Fiji is looking at a potential loss of F$1.4 billion (US$608 million) in tourism earnings as global travel grinds to a halt by the ongoing coronavirus pandemic.
This is according to a recent assessment by the ANZ Bank on the pandemic’s impact on major tourist destinations in the Pacific – Fiji, Cook Islands, Samoa and Tonga, four economies that rely heavily on tourism.
“Fiji now stands to lose nearly 602k visitors by air this year (-67% y/y). This translates into a FJD1.4bn (US$566m) loss in tourism receipts which will subtract 12ppt from nominal GDP. Vanuatu’s economy is expected to decline (-13.5%), as are Samoa (-18.7%), Cook Islands (-60.4%) and Tonga (-7.9%),” ANZ’s economists wrote in the bank’s Pacific Perspective report dated March 25, 2020.
Based upon a likely scenario that zero tourists will come to their shores at least for the next three months, these countries are in for huge shocks.
“Fiji’s tourism earnings totalled FJD2bn (17.2% of GDP) in 2019, Samoa received SAT528m (23%), Vanuatu VUV21bn (19.3%), Cook Islands NZD384m (73.3%) and Tonga TOP135m (10.4%).

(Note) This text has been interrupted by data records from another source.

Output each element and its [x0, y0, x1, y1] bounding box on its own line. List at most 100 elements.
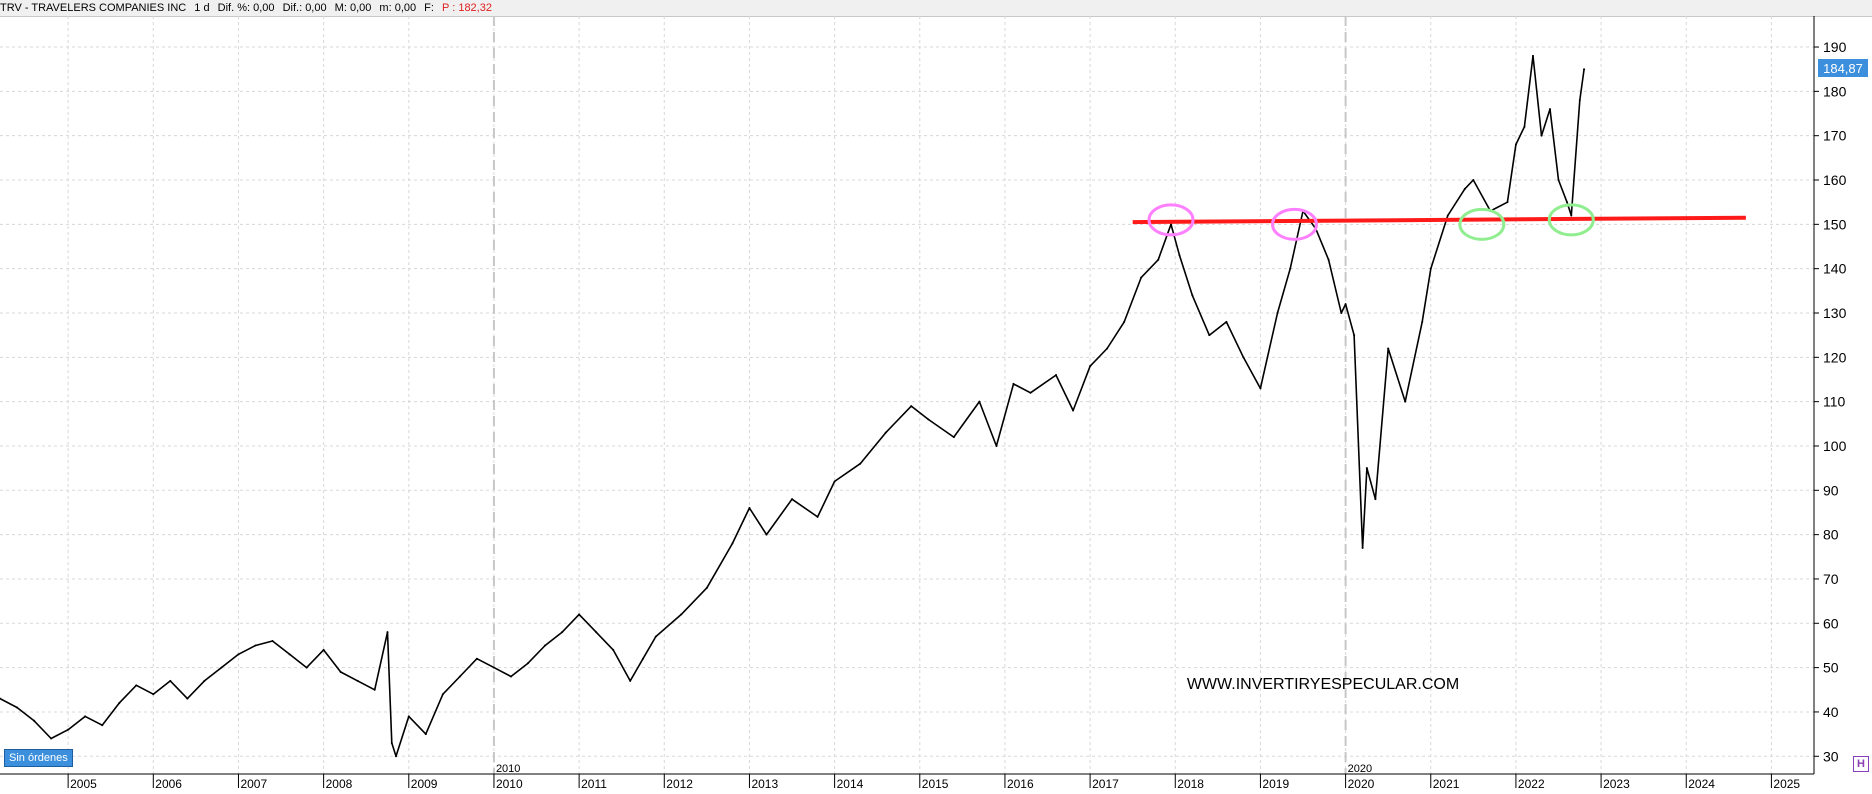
x-tick-label: 2022: [1518, 777, 1545, 791]
y-tick-label: 60: [1823, 615, 1839, 631]
price-point: [67, 728, 70, 731]
x-tick-label: 2020: [1348, 777, 1375, 791]
resistance-line: [1132, 215, 1746, 225]
price-point: [1276, 311, 1279, 314]
price-point: [1340, 311, 1343, 314]
x-tick-label: 2005: [70, 777, 97, 791]
price-point: [386, 631, 389, 634]
x-tick-label: 2014: [837, 777, 864, 791]
price-point: [1446, 214, 1449, 217]
top-marker-ellipse: [1147, 203, 1195, 237]
price-point: [1540, 134, 1543, 137]
price-point: [509, 675, 512, 678]
price-point: [612, 648, 615, 651]
price-point: [0, 697, 1, 700]
price-point: [1463, 187, 1466, 190]
decade-marker-label: 2020: [1348, 763, 1372, 775]
bottom-marker-ellipse: [1547, 203, 1595, 237]
price-point: [118, 702, 121, 705]
price-point: [1055, 374, 1058, 377]
price-point: [1089, 365, 1092, 368]
y-tick-label: 70: [1823, 571, 1839, 587]
price-point: [101, 724, 104, 727]
chart-header: TRV - TRAVELERS COMPANIES INC 1 d Dif. %…: [0, 0, 1872, 17]
price-point: [50, 737, 53, 740]
price-point: [1429, 267, 1432, 270]
price-point: [791, 498, 794, 501]
price-point: [641, 657, 644, 660]
price-point: [395, 755, 398, 758]
y-tick-label: 140: [1823, 261, 1847, 277]
decade-marker-label: 2010: [496, 763, 520, 775]
price-point: [237, 653, 240, 656]
price-point: [1029, 391, 1032, 394]
x-tick-label: 2010: [496, 777, 523, 791]
x-tick-label: 2013: [751, 777, 778, 791]
price-point: [1353, 334, 1356, 337]
price-point: [833, 480, 836, 483]
y-tick-label: 90: [1823, 482, 1839, 498]
price-point: [33, 719, 36, 722]
price-point: [910, 405, 913, 408]
price-point: [441, 693, 444, 696]
price-point: [407, 715, 410, 718]
y-tick-label: 180: [1823, 83, 1847, 99]
price-point: [1578, 99, 1581, 102]
price-point: [16, 706, 19, 709]
price-point: [859, 462, 862, 465]
price-point: [578, 613, 581, 616]
price-point: [1566, 201, 1569, 204]
price-point: [1421, 320, 1424, 323]
price-point: [1123, 320, 1126, 323]
price-point: [1523, 125, 1526, 128]
price-point: [1557, 179, 1560, 182]
y-tick-label: 160: [1823, 172, 1847, 188]
y-tick-label: 30: [1823, 748, 1839, 764]
price-point: [84, 715, 87, 718]
price-point: [1012, 382, 1015, 385]
price-point: [1514, 143, 1517, 146]
price-point: [705, 586, 708, 589]
price-point: [1361, 546, 1364, 549]
price-point: [458, 675, 461, 678]
price-point: [544, 644, 547, 647]
h-icon[interactable]: H: [1853, 756, 1869, 772]
min-label: m: 0,00: [379, 2, 417, 14]
price-point: [927, 418, 930, 421]
price-point: [1570, 214, 1573, 217]
dif-label: Dif.: 0,00: [282, 2, 327, 14]
price-point: [288, 653, 291, 656]
price-point: [1344, 303, 1347, 306]
price-point: [339, 671, 342, 674]
price-point: [731, 542, 734, 545]
x-tick-label: 2021: [1433, 777, 1460, 791]
price-point: [305, 666, 308, 669]
x-tick-label: 2024: [1688, 777, 1715, 791]
price-point: [884, 431, 887, 434]
orders-status-badge[interactable]: Sin órdenes: [4, 749, 73, 767]
x-tick-label: 2011: [581, 777, 607, 791]
price-point: [1140, 276, 1143, 279]
bottom-marker-ellipse: [1458, 207, 1506, 241]
x-tick-label: 2017: [1092, 777, 1119, 791]
top-marker-ellipse: [1270, 207, 1318, 241]
x-tick-label: 2009: [411, 777, 438, 791]
price-point: [390, 741, 393, 744]
price-point: [1072, 409, 1075, 412]
x-tick-label: 2023: [1603, 777, 1630, 791]
y-tick-label: 120: [1823, 349, 1847, 365]
y-tick-label: 40: [1823, 704, 1839, 720]
price-point: [629, 679, 632, 682]
last-price-tag: 184,87: [1818, 59, 1868, 77]
price-point: [271, 640, 274, 643]
price-point: [527, 662, 530, 665]
price-point: [475, 657, 478, 660]
x-tick-label: 2006: [155, 777, 182, 791]
max-label: M: 0,00: [334, 2, 372, 14]
price-point: [765, 533, 768, 536]
price-point: [356, 679, 359, 682]
price-point: [561, 631, 564, 634]
price-point: [1191, 294, 1194, 297]
price-point: [595, 631, 598, 634]
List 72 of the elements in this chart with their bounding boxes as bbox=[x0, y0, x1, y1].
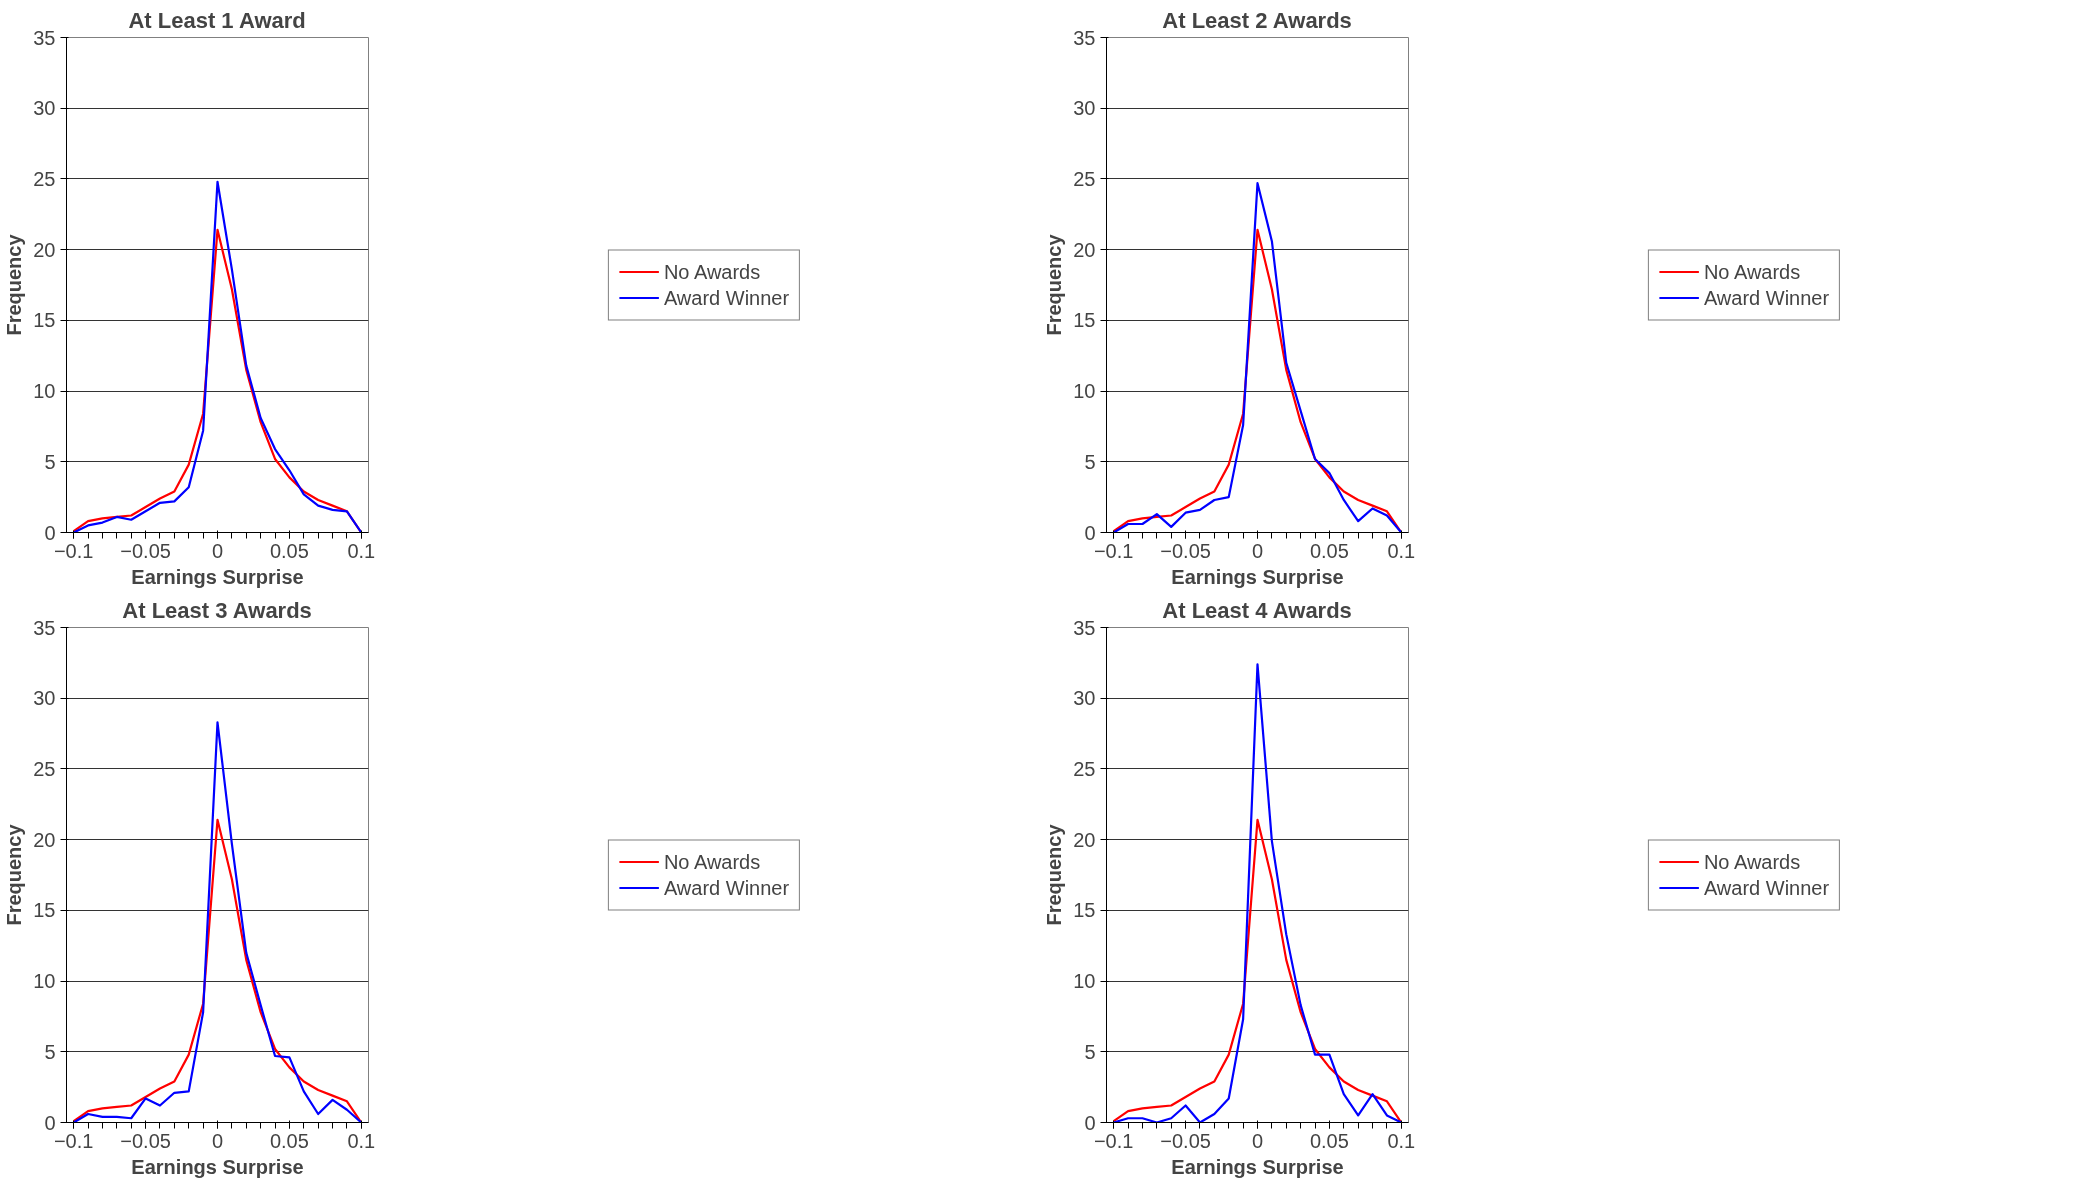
x-tick-label: 0 bbox=[211, 1129, 224, 1152]
x-axis-title: Earnings Surprise bbox=[1171, 1155, 1344, 1178]
x-tick-label: −0.1 bbox=[1093, 539, 1134, 562]
y-tick-label: 0 bbox=[44, 521, 56, 544]
x-tick-label: −0.05 bbox=[1160, 1129, 1211, 1152]
y-tick-label: 25 bbox=[1073, 757, 1096, 780]
y-tick-label: 10 bbox=[1073, 380, 1096, 403]
y-tick-label: 15 bbox=[1073, 899, 1096, 922]
y-axis-title: Frequency bbox=[3, 823, 26, 926]
y-tick-label: 35 bbox=[33, 26, 56, 49]
x-tick-label: −0.05 bbox=[1160, 539, 1211, 562]
y-tick-label: 30 bbox=[1073, 687, 1096, 710]
y-tick-label: 10 bbox=[33, 970, 56, 993]
legend-label: No Awards bbox=[1703, 260, 1801, 283]
y-tick-label: 20 bbox=[33, 238, 56, 261]
y-tick-label: 20 bbox=[33, 828, 56, 851]
legend-label: No Awards bbox=[663, 260, 761, 283]
x-tick-label: 0.05 bbox=[1309, 1129, 1349, 1152]
y-axis-title: Frequency bbox=[3, 233, 26, 336]
y-tick-label: 15 bbox=[1073, 309, 1096, 332]
x-axis-title: Earnings Surprise bbox=[1171, 565, 1344, 588]
y-tick-label: 30 bbox=[1073, 97, 1096, 120]
x-tick-label: 0 bbox=[1251, 1129, 1264, 1152]
y-tick-label: 5 bbox=[44, 450, 56, 473]
x-tick-label: 0.1 bbox=[347, 1129, 376, 1152]
x-tick-label: 0.1 bbox=[347, 539, 376, 562]
x-tick-label: −0.1 bbox=[53, 539, 94, 562]
y-tick-label: 15 bbox=[33, 899, 56, 922]
x-tick-label: 0.1 bbox=[1387, 539, 1416, 562]
legend-label: Award Winner bbox=[663, 876, 790, 899]
x-tick-label: −0.05 bbox=[120, 1129, 171, 1152]
x-axis-title: Earnings Surprise bbox=[131, 565, 304, 588]
x-tick-label: −0.1 bbox=[53, 1129, 94, 1152]
y-tick-label: 5 bbox=[1084, 1040, 1096, 1063]
y-tick-label: 25 bbox=[33, 757, 56, 780]
y-tick-label: 25 bbox=[1073, 167, 1096, 190]
y-tick-label: 35 bbox=[33, 616, 56, 639]
y-tick-label: 25 bbox=[33, 167, 56, 190]
x-tick-label: 0.05 bbox=[269, 1129, 309, 1152]
x-tick-label: 0.05 bbox=[1309, 539, 1349, 562]
x-tick-label: −0.1 bbox=[1093, 1129, 1134, 1152]
x-axis-title: Earnings Surprise bbox=[131, 1155, 304, 1178]
x-tick-label: 0.05 bbox=[269, 539, 309, 562]
y-axis-title: Frequency bbox=[1043, 823, 1066, 926]
legend-label: Award Winner bbox=[1703, 876, 1830, 899]
chart-title: At Least 3 Awards bbox=[122, 597, 312, 623]
legend-label: No Awards bbox=[1703, 850, 1801, 873]
x-tick-label: 0 bbox=[1251, 539, 1264, 562]
y-tick-label: 10 bbox=[33, 380, 56, 403]
legend-label: Award Winner bbox=[1703, 286, 1830, 309]
chart-title: At Least 1 Award bbox=[128, 7, 306, 33]
y-tick-label: 30 bbox=[33, 687, 56, 710]
y-tick-label: 0 bbox=[1084, 521, 1096, 544]
legend-label: No Awards bbox=[663, 850, 761, 873]
x-tick-label: 0 bbox=[211, 539, 224, 562]
y-tick-label: 20 bbox=[1073, 238, 1096, 261]
y-tick-label: 20 bbox=[1073, 828, 1096, 851]
y-tick-label: 10 bbox=[1073, 970, 1096, 993]
y-axis-title: Frequency bbox=[1043, 233, 1066, 336]
x-tick-label: 0.1 bbox=[1387, 1129, 1416, 1152]
y-tick-label: 5 bbox=[1084, 450, 1096, 473]
y-tick-label: 5 bbox=[44, 1040, 56, 1063]
y-tick-label: 15 bbox=[33, 309, 56, 332]
y-tick-label: 30 bbox=[33, 97, 56, 120]
legend-label: Award Winner bbox=[663, 286, 790, 309]
chart-title: At Least 2 Awards bbox=[1162, 7, 1352, 33]
y-tick-label: 0 bbox=[44, 1111, 56, 1134]
chart-title: At Least 4 Awards bbox=[1162, 597, 1352, 623]
y-tick-label: 35 bbox=[1073, 26, 1096, 49]
y-tick-label: 35 bbox=[1073, 616, 1096, 639]
y-tick-label: 0 bbox=[1084, 1111, 1096, 1134]
x-tick-label: −0.05 bbox=[120, 539, 171, 562]
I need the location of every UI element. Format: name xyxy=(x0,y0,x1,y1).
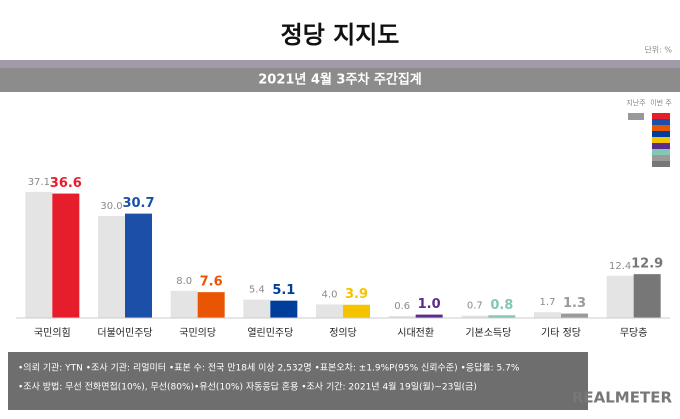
value-label: 0.7 xyxy=(467,301,483,312)
bar xyxy=(388,315,416,318)
bar xyxy=(415,314,443,318)
value-label: 0.6 xyxy=(394,301,410,312)
x-tick-label: 기본소득당 xyxy=(465,327,511,339)
footer-note: •의뢰 기관: YTN •조사 기관: 리얼미터 •표본 수: 전국 만18세 … xyxy=(18,362,520,374)
bar xyxy=(316,304,343,318)
header-stripe xyxy=(0,60,680,68)
footer-box xyxy=(8,352,588,410)
x-tick-label: 더불어민주당 xyxy=(97,327,152,339)
value-label: 0.8 xyxy=(490,298,513,313)
legend-swatch xyxy=(652,131,670,137)
value-label: 3.9 xyxy=(345,287,368,302)
x-tick-label: 기타 정당 xyxy=(541,327,581,339)
legend-label: 지난주 xyxy=(626,98,646,107)
bar xyxy=(170,290,198,318)
value-label: 30.7 xyxy=(122,196,154,211)
x-tick-label: 시대전환 xyxy=(397,327,434,339)
value-label: 5.1 xyxy=(272,283,295,298)
x-tick-label: 정의당 xyxy=(329,327,357,339)
legend-swatch xyxy=(652,113,670,119)
x-tick-label: 국민의당 xyxy=(179,327,216,339)
x-tick-label: 열린민주당 xyxy=(247,327,293,339)
value-label: 5.4 xyxy=(249,285,265,296)
value-label: 37.1 xyxy=(28,177,50,188)
bar xyxy=(534,312,561,318)
value-label: 7.6 xyxy=(200,275,223,290)
bar xyxy=(25,191,53,318)
bar xyxy=(125,213,152,318)
bar xyxy=(243,299,271,318)
x-tick-label: 무당층 xyxy=(620,327,648,339)
brand: REALMETER xyxy=(572,389,673,407)
bar xyxy=(488,315,516,318)
value-label: 1.7 xyxy=(540,297,556,308)
bar xyxy=(197,292,225,318)
value-label: 4.0 xyxy=(322,289,338,300)
legend-swatch xyxy=(628,113,644,120)
legend-swatch xyxy=(652,149,670,155)
bar xyxy=(561,313,588,318)
unit-note: 단위: % xyxy=(644,45,672,55)
legend-swatch xyxy=(652,143,670,149)
bar xyxy=(52,193,80,318)
bar xyxy=(270,300,298,318)
footer-note: •조사 방법: 무선 전화면접(10%), 무선(80%)•유선(10%) 자동… xyxy=(18,381,477,393)
value-label: 30.0 xyxy=(100,201,122,212)
bar xyxy=(343,304,370,318)
legend-swatch xyxy=(652,155,670,161)
legend-swatch xyxy=(652,119,670,125)
bar xyxy=(606,275,634,318)
bar xyxy=(461,315,489,318)
legend-swatch xyxy=(652,125,670,131)
bar xyxy=(98,216,125,318)
subtitle: 2021년 4월 3주차 주간집계 xyxy=(258,72,422,88)
value-label: 1.0 xyxy=(418,297,441,312)
value-label: 12.4 xyxy=(609,261,631,272)
bar xyxy=(633,274,661,318)
value-label: 1.3 xyxy=(563,296,586,311)
legend-swatch xyxy=(652,161,670,167)
value-label: 12.9 xyxy=(631,257,663,272)
chart-title: 정당 지지도 xyxy=(281,21,400,49)
legend-label: 이번 주 xyxy=(650,98,672,107)
value-label: 36.6 xyxy=(50,176,82,191)
legend-swatch xyxy=(652,137,670,143)
subtitle-band xyxy=(0,68,680,92)
x-tick-label: 국민의힘 xyxy=(34,327,71,339)
value-label: 8.0 xyxy=(176,276,192,287)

We now predict nearly 602k visitors won’t be coming to Fiji this year. For Vanuatu, Cook Islands, Samoa and Tonga, we estimate visitor arrivals could decline -84.2k, -141.1k, -146.9k and -34.3k, respectively, in 2020. Our analysis revealed that Fiji stands to lose FJD1.4bn in tourism exports and FJD3.8bn in gross output. This will subtract 12ppt from nominal GDP. Vanuatu’s economy is expected to decline (-13.5%), as will Samoa (-18.7%), Cook Islands (-60.4%) and Tonga (-7.9%).”
Huge job losses are also expected, with Fiji potentially looking at a casualty swathe of 75,000 jobless or 75% of total workforce.
Vanuatu and Samoa may lose 21,000 and 7,000 jobs respectively.
The report further advised that the economic fallout of the pandemic can be minimised via “decisive, targeted, right-sized and timely fiscal and monetary stimuli.”
“Governments are likely to need a fiscal stimulus of at least 10% of GDP, although the Cook Islands will need something closer to 50%,” it said.
“With the stimulus spend, GDP and employment contraction can be limited to the -2% to -3% range, as opposed to double-digit declines without the additional support. Monetary stimulus, in the form of cheap central bank loans to businesses willing to undertake capex, could also be explored.”
As countries all over the world attempt to keep their economies afloat via mostly debt-funded relief packages, the four Pacific economies are advised to first tap locally for financing options before looking to multilateral donors.
“We believe governments have some headroom to borrow more from the domestic market. Superfunds could absorb some of the government security issuances, and shortfalls can be underwritten by the central bank,” the report’s authors wrote.
With thousands already out of work across the Pacific as a result of the pandemic, the bank has joined others is offering respite to affected customers.
Yesterday, it announced loan repayment deferral for up to six months for its Fiji customers after it received 1,100 requests for hardship assistance in one week alone.
“This is going to significantly help Fijian people and the broader economy to manage over the long term through the pandemic,” said ANZ Fiji Country Head Saud Minam.
“ANZ received more than 1100 requests for hardship assistance in the first week since the Fijian Government announcement. We’ve already contacted more than 270 of these applications and will increase our contact with customers this week.”
ANZ operates in 11 Pacific countries: Fiji, Samoa, Vanuatu, Tonga, Cook Islands, Kiribati, Solomon Islands, Timor Leste, Papua New Guinea, Guam and American Samoa.